Emily’s Testimony: Restored
I grew up very naïve. One day after feeling particularly in the dark about what my classmates were talking about, I turned to google. I was tired of feeling left out of the group and made fun of for being “too innocent.” Unfortunately, I had no idea what google had in store for me and I was exposed to pornography when I was 12 years old. Immediately, I was struck with confusion. I knew that this was not something that I should be watching and it made me feel dirty. However, the other part of me was intensely attracted to it. This led to a vicious cycle of shame and binges. For the next two years I turned to pornography again and again. I was hooked. I had no intention of ever telling anyone about this secret and I was certain that I was all alone in this.
Things changed after my freshman year of high school. Suddenly, I stopped turning to these videos all together. I was not actively trying to stop, I just did. Looking back, I can see that this was purely God’s grace at work in me. He knew that if I stayed hooked for any longer, I would have never turned back to Him. Although, I was not really free just yet. Instead of pornographic videos, I was consuming erotica and I had an active fantasy life. Both of these struggles lasted for years. I constantly tried to justify them by saying that they were not nearly as bad as the videos I was watching. Although, in my heart I knew these alternatives were not good because I was keeping this part of my life hidden from absolutely everyone. I never wanted anyone to see how broken I was, including Jesus. I locked up that part of my heart and started to pretend. On the outside I was a perfect Christian girl that loved the Lord, never broke a rule, helped lead retreats, and was at church way more than most people. On the inside I was broken, beaten, full of shame, and felt so dirty and alone.
I continued to pretend and hide my authentic self from people for years, leaving me incredibly lonely. During my senior year of college my stress and loneliness reached a high point. I ended up falling back into watching pornographic videos and I masturbated for the first time. Shame immediately took over me and I thought that I was too far gone. Instead of running to Christ, I turned inward on myself and indulged as often as I wanted. I lost the very minimal prayer life that I had and my shame was telling me that I had to hide. This lasted for about a year.
One day I realized how unhappy I was. I was using pornography, masturbation, and fantasy to numb the pains of loneliness and stress, but lust was also numbing me from joy, happiness, and love. I resolved to stop, but I couldn’t. This was an addiction that was years in the making and I was not strong enough to fight it alone. After the Lord revealed this to me, He gave me just enough strength to confess these sins to the priest at my church. The priest met me with great rejoicing and love because he knew that this was my first step in coming back to Christ. This confession took place on August 1, 2020 and ever since then the Lord has been taking me on an intense and beautiful healing journey. This journey consisted of time in therapy, spiritual direction, accountability with wonderful friends, filtering software, tears, and lots and lots of prayer.
This year of healing was probably the most challenging year of my life. I was not free from temptation after confessing for the first time. In fact, it felt as if the temptations got even stronger and there were so many times that I would give into the urges. I fell with my cross so many times, but each time I was face first on the ground I would pick up my cross again and ask Jesus for His mercy. Through His love He would wash me each and every time. However, there were many times that I became discouraged because I had been fighting for so long and still felt stuck. I wanted the Lord to remove this thorn from my side, but He chose not to. He desired a much deeper healing for me, a healing that could only take place if we pressed deep into the wounds. He wanted me to learn to trust in His strength and not rely on myself. The Father desired to restore my identity as His beloved daughter.
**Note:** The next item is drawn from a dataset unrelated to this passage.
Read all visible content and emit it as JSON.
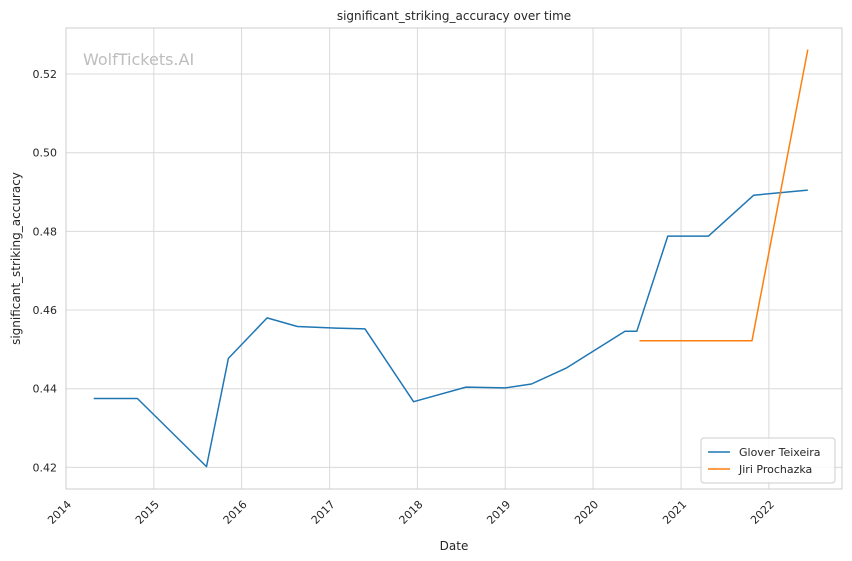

He asked me to humbly offer Him the broken and messy pieces of my heart so that He could transform them into something beautiful. If I were freed from the beginning, this deeper healing and trust in the Lord never would have occurred. Therefore, I praise Him for the sufferings and struggles because they have brought me closer to Him.
I am still not living in complete freedom from this addiction. I am still fighting. I still have to reach out to my accountability partners. Each day I have to ask Jesus for His strength and often I have to run back to His merciful heart. However, I have a hope and confidence that I will be free. Our God can use everything for good, so I encourage you to take a leap of faith and offer Jesus your heart today. Offer Him the mess and brokenness and He will start a good work in you. “I am confident of this that the one who began a good work in you will continue to complete it until the day of Christ Jesus” (Philippians 1:6). Don’t lose hope. Don’t listen to the lie that you will never be able to overcome this. Jesus is at work in you and He will heal you.